As they advanced Dave told of finding the pile of three-inch shells hidden in the brushwood. Roger was as much interested as Phil had been.
“Do you suppose they were put there lately, Dave?” questioned the corporal.
“I don’t believe so, Roger. I think they date back to some other time—probably some time before we were on or near this front. You know this part of France had been under fire for many months.”
The sky was growing dark again, and now came a flash of lightning at a distance, followed by a rumble of thunder. Then came more rain and several other lightning flashes, each one a little nearer than those before.
“We’re in for it, all right enough,” was Phil’s comment. “I wish we were back in the shelter of the cliff.”
“How far is that from here?” questioned Roger.
“At least a quarter of a mile,” answered Dave.
With the storm coming on again the wood grew rapidly darker, so that it was with difficulty that the young engineers picked their way through the tangle of brushwood and around the rocks and fallen trees. It was now raining steadily, and before long all were wet to the skin.
“It’s too bad I took you so far out of the way, Phil,” remarked Dave. “I suppose we might have gone on direct to the shelter of the cliff, and I could have come back to look for that watch some time later.”
“Oh, that’s all right, Dave,” was the quick reply. “We would have got wet anyhow. I want you to get your watch back first of all.

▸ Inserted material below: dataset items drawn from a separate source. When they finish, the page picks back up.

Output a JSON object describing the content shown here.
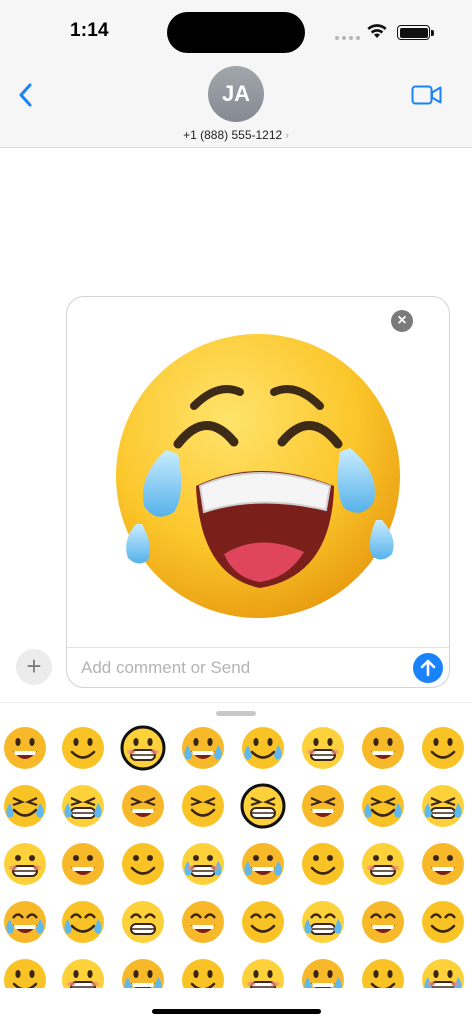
{
  "status": {
    "time": "1:14"
  },
  "header": {
    "avatar_initials": "JA",
    "contact_number": "+1 (888) 555-1212",
    "chevron": "›"
  },
  "composer": {
    "placeholder": "Add comment or Send",
    "close_glyph": "×",
    "plus_glyph": "+"
  },
  "emoji_picker": {
    "rows": 5,
    "columns": 8,
    "selected_emoji": "rolling-on-floor-laughing-with-tears"
  },
  "colors": {
    "accent": "#1a82fb",
    "emoji_yellow": "#f9c326"
  }
}
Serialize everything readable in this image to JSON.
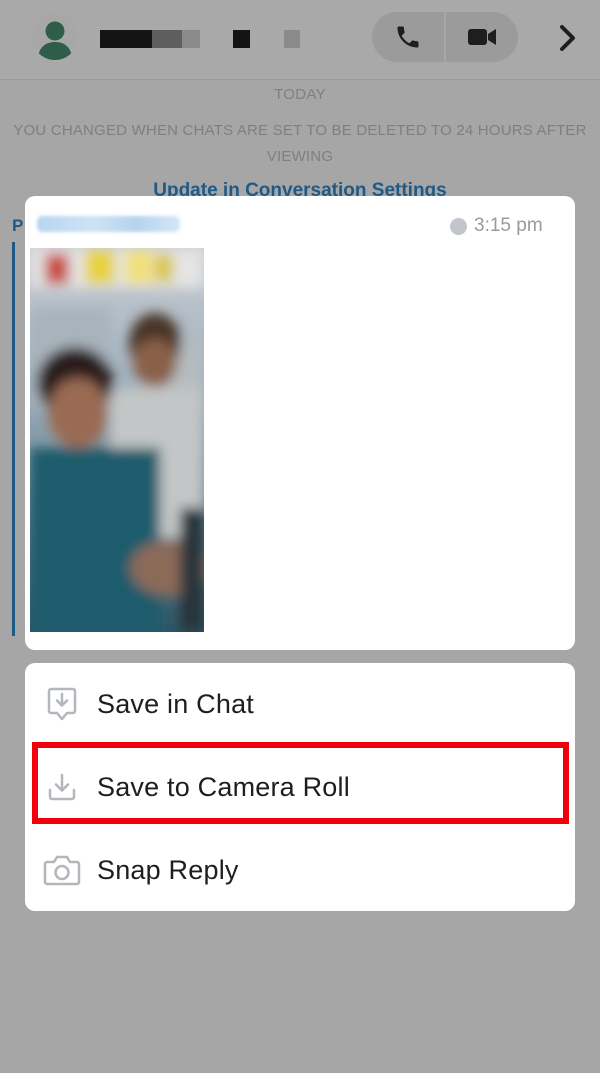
{
  "header": {
    "avatar_icon": "person-silhouette-icon",
    "contact_name_redacted": true,
    "call_icon": "phone-icon",
    "video_icon": "video-camera-icon",
    "forward_icon": "chevron-right-icon"
  },
  "chat": {
    "day_label": "TODAY",
    "notice": "YOU CHANGED WHEN CHATS ARE SET TO BE DELETED TO 24 HOURS AFTER VIEWING",
    "notice_link": "Update in Conversation Settings",
    "left_initial": "P"
  },
  "message": {
    "sender_redacted": true,
    "time": "3:15 pm",
    "media": "blurred-snap-photo"
  },
  "actions": [
    {
      "label": "Save in Chat",
      "icon": "save-in-chat-icon"
    },
    {
      "label": "Save to Camera Roll",
      "icon": "download-tray-icon",
      "highlighted": true
    },
    {
      "label": "Snap Reply",
      "icon": "camera-icon"
    }
  ],
  "colors": {
    "overlay": "#a6a6a6",
    "card": "#ffffff",
    "link": "#1f5a86",
    "highlight": "#f0000a",
    "icon_gray": "#b3b7bc"
  }
}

It won’t do the timepiece any good to be lying out there in the wet.”
The three young engineers were still about a hundred yards away from the hidden shells when the storm seemed to burst directly over their heads with tremendous fury. There was a vivid flash of lightning, followed by a loud crack of thunder, and then off to their left they heard one of the big trees of the forest come down with a crash, carrying some small growth with it.
“Wow! that was some crack, believe me!” exclaimed Phil, after it was over.
“We can be mighty thankful we weren’t under that tree that was struck,” said Roger.
“It certainly is a heavy storm,” put in Dave; “and it seems to be growing worse every minute. Just look how dark it is becoming.”
“I hope it doesn’t get so dark you can’t see to find your watch,” said Phil.
Immediately afterward came a tremendous explosion.—Page 29.
The lightning and thunder had brought them to a temporary halt, but now they started to go forward again, the flash of lightning having left them in a darkness which was almost absolute.
“Be careful you don’t go down in some hole, Dave,” cried Phil, for the young sergeant was in advance, carrying Roger by the knees, while Phil in the rear supported their chum under his arms.
The words had scarcely been spoken when there came another jagged flash of lightning from the sky almost directly, so it seemed, in front of the young engineers. They saw the fork of electricity shoot down into the very midst of the spot where the German shells lay hidden. The flash of lightning was followed by a crack of thunder, and then almost immediately afterward came a tremendous explosion from the pile of shells as a number of them seemed to go off simultaneously.
There was an awful flash of fire, and then Dave and the others were hurled backward in a heap among the bushes and trees.